Exquisite crystal bowls filled with crushed ice hold tiny dishes of caviar, crumbled egg yolk and egg white, finely chopped onion, and lemon slices. There’s a smoked salmon and prawn mousse decorated with sprigs of dill, snail croustades, and triangles of smoked eel. The main course is breast of quail on wild rice served with a julienne salad, and dessert is a Grand Marnier sabayon served with paper-fine tuiles decorated with edible flowers grown on Ruby Island.
No attention to detail has been spared. The décor in the dining room, in complete contrast to the flawlessly delicate food, is centered around the window focal point dressed in heavy velvet swags to replicate the stage curtains in a Broadway theater.
Rose sits with the children at a smaller table, where the food has been simplified to appeal to three children of kindergarten age. She keeps her back to the table. The pose might’ve gone unnoticed were it not for the straight spine and the lack of laughter we’ve already come to expect from the children when they’re in her company.
Damon, on the other hand, is in fine form.
“I was convinced the snow globe would win us the treasure hunt,” he says to April, who has a spot of caviar on her chin that no one has told her about. Including my charming brother.
Jennifer raises her glass to me in a private toast.

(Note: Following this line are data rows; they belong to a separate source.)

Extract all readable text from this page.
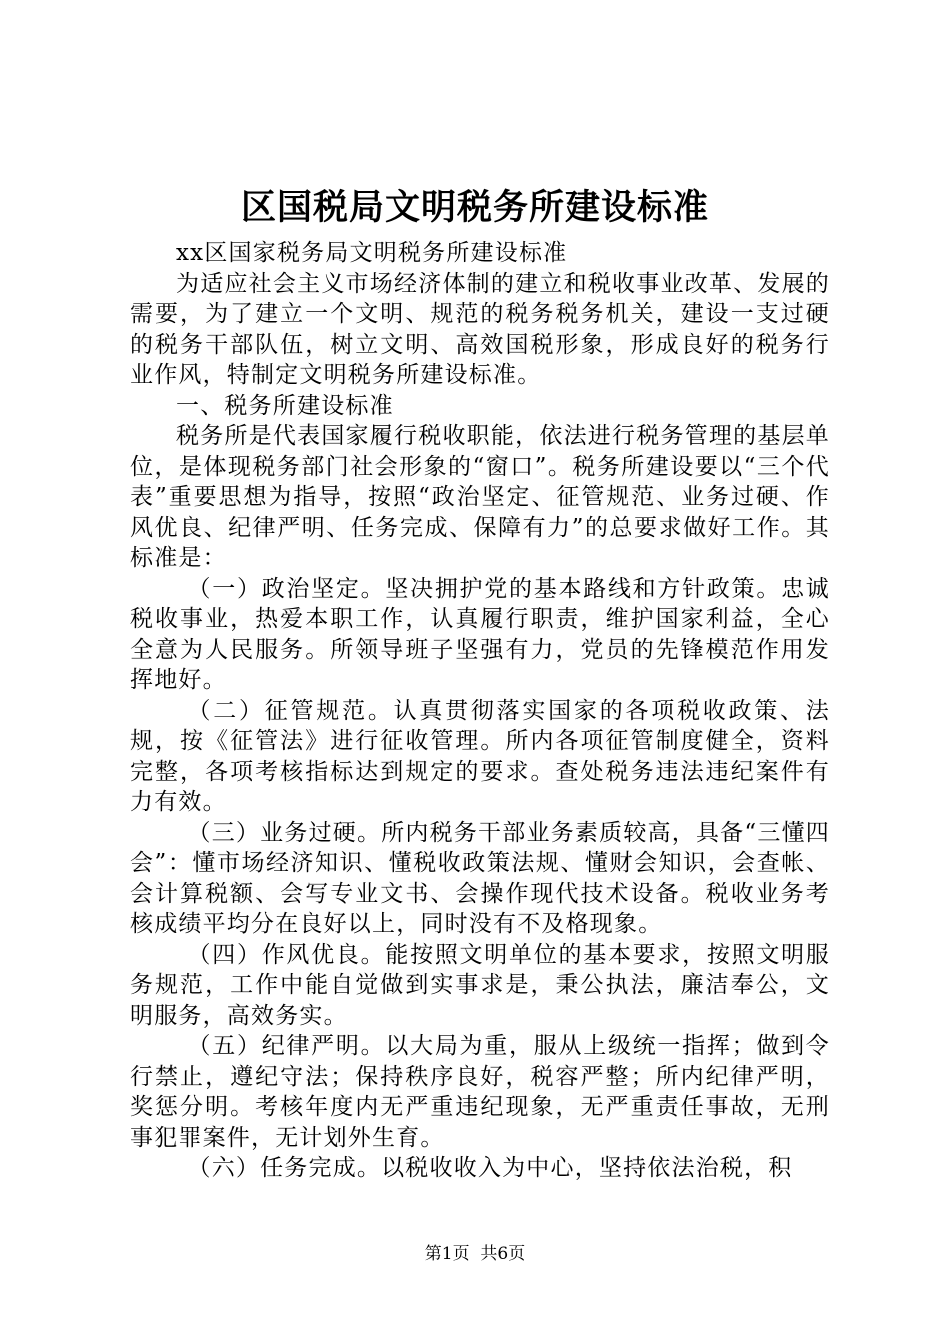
区国税局文明税务所建设标准

xx区国家税务局文明税务所建设标准

为适应社会主义市场经济体制的建立和税收事业改革、发展的需要，为了建立一个文明、规范的税务税务机关，建设一支过硬的税务干部队伍，树立文明、高效国税形象，形成良好的税务行业作风，特制定文明税务所建设标准。

一、税务所建设标准

税务所是代表国家履行税收职能，依法进行税务管理的基层单位，是体现税务部门社会形象的“窗口”。税务所建设要以“三个代表”重要思想为指导，按照“政治坚定、征管规范、业务过硬、作风优良、纪律严明、任务完成、保障有力”的总要求做好工作。其标准是：

（一）政治坚定。坚决拥护党的基本路线和方针政策。忠诚税收事业，热爱本职工作，认真履行职责，维护国家利益，全心全意为人民服务。所领导班子坚强有力，党员的先锋模范作用发挥地好。

（二）征管规范。认真贯彻落实国家的各项税收政策、法规，按《征管法》进行征收管理。所内各项征管制度健全，资料完整，各项考核指标达到规定的要求。查处税务违法违纪案件有力有效。

（三）业务过硬。所内税务干部业务素质较高，具备“三懂四会”：懂市场经济知识、懂税收政策法规、懂财会知识，会查帐、会计算税额、会写专业文书、会操作现代技术设备。税收业务考核成绩平均分在良好以上，同时没有不及格现象。

（四）作风优良。能按照文明单位的基本要求，按照文明服务规范，工作中能自觉做到实事求是，秉公执法，廉洁奉公，文明服务，高效务实。

（五）纪律严明。以大局为重，服从上级统一指挥；做到令行禁止，遵纪守法；保持秩序良好，税容严整；所内纪律严明，奖惩分明。考核年度内无严重违纪现象，无严重责任事故，无刑事犯罪案件，无计划外生育。

（六）任务完成。以税收收入为中心，坚持依法治税，积

第1页  共6页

She’s an art connoisseur—she would’ve recognized the snow globe’s tackiness in a heartbeat, and Damon’s over-inflated ego wouldn’t have allowed him to see through her enthusiastic encouragement.
“Never mind,” April says. “You’ll save yourself some money staying away from Vegas.”
Damon turns his back on her just enough to deter any further conversation, but not enough for our mother to comment on his lack of manners. “Are you a betting kind of gal?” he asks Jennifer, leaning a fraction too close to her low-cut neckline and the string of black pearls around her neck.
Across the table, Kelly swallows a mouthful of wine and pushes the food around her plate.
“Only if I’m guaranteed to win.”
Damon aims a sly glance in my direction. “A thousand bucks says my brother will get drunk in Vegas and conned into marrying some gold-digger in a Madonna outfit.”
Jennifer sets her glass down on the table and offers Damon her hand. “This is your brother you’re talking about, right?”
Damon shrugs and shakes her hand. “It’s gonna happen one day.”
“Oh no.” Jennifer’s fingertips barely brush his before she snatches them away. “Open-ended bets are a no-go. Put your money where your mouth is and set a time limit.”
“Two weeks,” Damon says without wasting a beat.
I sit through the opening of gifts ceremony, smiling in all the right places, and accepting my father’s thanks when he realizes that he’ll get to be the laird of a real Scottish castle for a few days. The conversation veers from there to my parents’ introduction to Scottish actor Alan Cumming at a charity event, and I zone out when Uncle Bill mentions that they must visit the whiskey distillery during their visit.